La Cina abbandonerà il calcolo del PIL: per misurare la qualità di benessere conta socialità ed ambiente!

A-Strong-WindIl benessere viene comunemente misurato attraverso il livello di ricchezza. La Cina socialista ha deciso di cambiare strada. Il Prodotto Interno Lordo (PIL) come strumento di misura della performance locale sarà sostituito in oltre una settantina di città e distretti della Repubblica Popolare. I vertici del Partito Comunista Cinese l’hanno stabilito alla fine dell’anno scorso e il premier Xi Jinping l’ha ribadito nel giugno 2014: “Non possiamo più usare il semplice PIL per decidere chi sono i più bravi”. I funzionari governativi stanno eseguendo il contr’ordine: ora chiedono l’attenzione per l’ambiente e la riduzione della povertà. Insomma la Cina sta abbandonando il dogma della crescita economica ad ogni costo promosso con le riforme del “socialismo di mercato” per incoraggiare una migliore qualità della vita per i lavoratori.

Nel Fujian, una provincia costiera finora concentrata sull’export e sul settore manifatturiero, si sostituirà ad esempio il PIL con indici sull’agricoltura e la protezione dell’ambiente in diverse decine dei suoi distretti. Prima si era mossa la città di Hebei, a nord di Pechino, centro siderurgico, con l’obiettivo di ridurre le industrie che producono smog, con numerosi cementifici e acciaierie fatti chiudere.

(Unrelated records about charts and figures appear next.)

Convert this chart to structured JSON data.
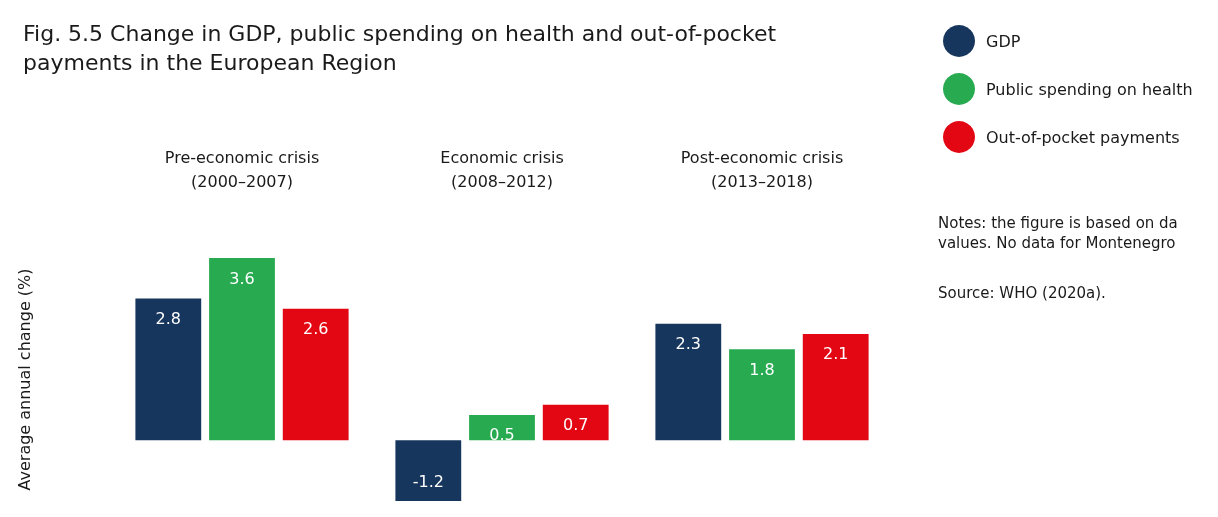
{
  "chart_data": {
    "type": "bar",
    "title": "Fig. 5.5 Change in GDP, public spending on health and out-of-pocket\npayments in the European Region",
    "categories": [
      "Pre-economic crisis\n(2000–2007)",
      "Economic crisis\n(2008–2012)",
      "Post-economic crisis\n(2013–2018)"
    ],
    "ylabel": "Average annual change (%)",
    "series": [
      {
        "name": "GDP",
        "color": "#17365d",
        "values": [
          2.8,
          -1.2,
          2.3
        ]
      },
      {
        "name": "Public spending on health",
        "color": "#27aa50",
        "values": [
          3.6,
          0.5,
          1.8
        ]
      },
      {
        "name": "Out-of-pocket payments",
        "color": "#e30613",
        "values": [
          2.6,
          0.7,
          2.1
        ]
      }
    ],
    "data_labels": true,
    "grid": false,
    "legend": "top right",
    "annotations": [
      "Notes: the figure is based on da\nvalues. No data for Montenegro",
      "Source: WHO (2020a)."
    ]
  }
}
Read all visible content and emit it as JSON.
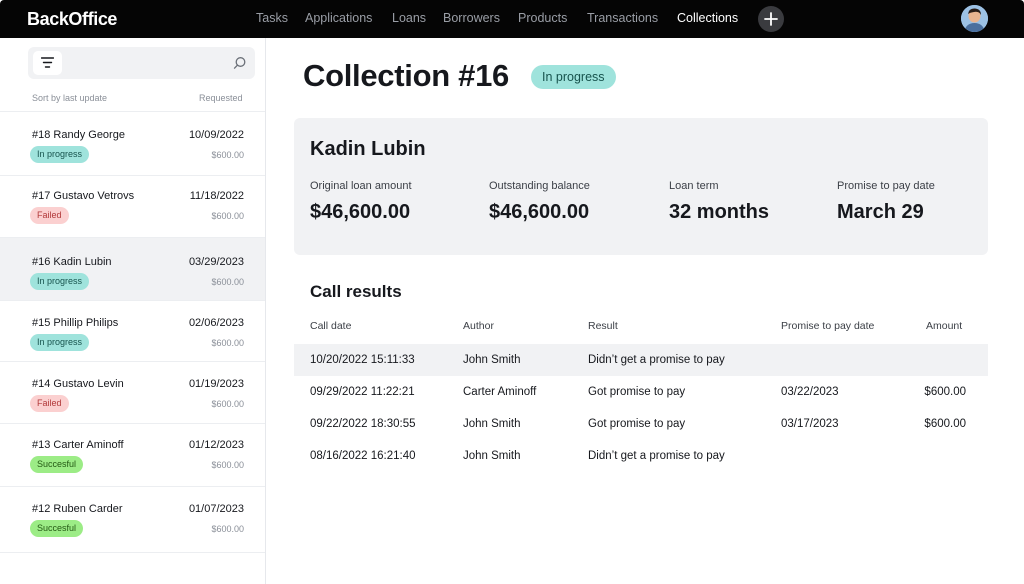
{
  "app": {
    "brand": "BackOffice",
    "nav": [
      "Tasks",
      "Applications",
      "Loans",
      "Borrowers",
      "Products",
      "Transactions",
      "Collections"
    ],
    "active_nav": "Collections",
    "add_icon": "plus-icon",
    "avatar_icon": "user-avatar"
  },
  "sidebar": {
    "filter_icon": "filter-icon",
    "search_icon": "search-icon",
    "sort_label": "Sort by last update",
    "requested_label": "Requested",
    "items": [
      {
        "title": "#18 Randy George",
        "date": "10/09/2022",
        "amount": "$600.00",
        "status": "In progress"
      },
      {
        "title": "#17 Gustavo Vetrovs",
        "date": "11/18/2022",
        "amount": "$600.00",
        "status": "Failed"
      },
      {
        "title": "#16 Kadin Lubin",
        "date": "03/29/2023",
        "amount": "$600.00",
        "status": "In progress"
      },
      {
        "title": "#15 Phillip Philips",
        "date": "02/06/2023",
        "amount": "$600.00",
        "status": "In progress"
      },
      {
        "title": "#14 Gustavo Levin",
        "date": "01/19/2023",
        "amount": "$600.00",
        "status": "Failed"
      },
      {
        "title": "#13 Carter Aminoff",
        "date": "01/12/2023",
        "amount": "$600.00",
        "status": "Succesful"
      },
      {
        "title": "#12 Ruben Carder",
        "date": "01/07/2023",
        "amount": "$600.00",
        "status": "Succesful"
      }
    ]
  },
  "main": {
    "title": "Collection #16",
    "status": "In progress",
    "borrower": "Kadin Lubin",
    "metrics": [
      {
        "label": "Original loan amount",
        "value": "$46,600.00"
      },
      {
        "label": "Outstanding balance",
        "value": "$46,600.00"
      },
      {
        "label": "Loan term",
        "value": "32 months"
      },
      {
        "label": "Promise to pay date",
        "value": "March 29"
      }
    ],
    "call_results": {
      "title": "Call results",
      "columns": [
        "Call date",
        "Author",
        "Result",
        "Promise to pay date",
        "Amount"
      ],
      "rows": [
        {
          "date": "10/20/2022 15:11:33",
          "author": "John Smith",
          "result": "Didn’t get a promise to pay",
          "promise": "",
          "amount": ""
        },
        {
          "date": "09/29/2022 11:22:21",
          "author": "Carter Aminoff",
          "result": "Got promise to pay",
          "promise": "03/22/2023",
          "amount": "$600.00"
        },
        {
          "date": "09/22/2022 18:30:55",
          "author": "John Smith",
          "result": "Got promise to pay",
          "promise": "03/17/2023",
          "amount": "$600.00"
        },
        {
          "date": "08/16/2022 16:21:40",
          "author": "John Smith",
          "result": "Didn’t get a promise to pay",
          "promise": "",
          "amount": ""
        }
      ]
    }
  },
  "colors": {
    "nav_bg": "#050505",
    "in_progress": "#9fe3dc",
    "failed": "#fbd0d0",
    "successful": "#9cec86",
    "panel": "#f1f2f4"
  }
}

Oltre a ciò il Partito Comunista Cinese ha dato avvio a un nuovo piano di lotta alla povertà e per lo sviluppo delle aree rurali. Nel 2020 la Repubblica Popolare vorrebbe sradicare del tutto la povertà. E l’Università di Hebei sta studiando come favorire il “turismo rosso” e il “turismo ecologico” per migliorare la cooperazione regionale e le infrastrutture in periferia.

Le aree di Guangxi, Guangdong e Jiangxi hanno a loro volta smesso la corsa alla crescita, incoraggiando il settore terziario e il settore primario tramite la trasformazione non industriale dei suoi prodotti.

Nella popolosa provincia del Sichuan si è deciso che in 58 suoi distretti le prossime valutazioni del progresso locale verranno calcolate su due parametri: la misurazione degli acri di foresta conservati e quella della diminuzione del tasso di povertà conseguita. 

Anche a Pechino si sta procedendo in questa direzione: il Partito Comunista Cinese si è vantato di aver chiuso oltre 200 aziende considerate inquinanti e riconvertito i capitali in settori legati all’informatica e alle banche che hanno coperto più del 50% della crescita del PIL cittadino, tuttora in vigore ma con contenuti diversi.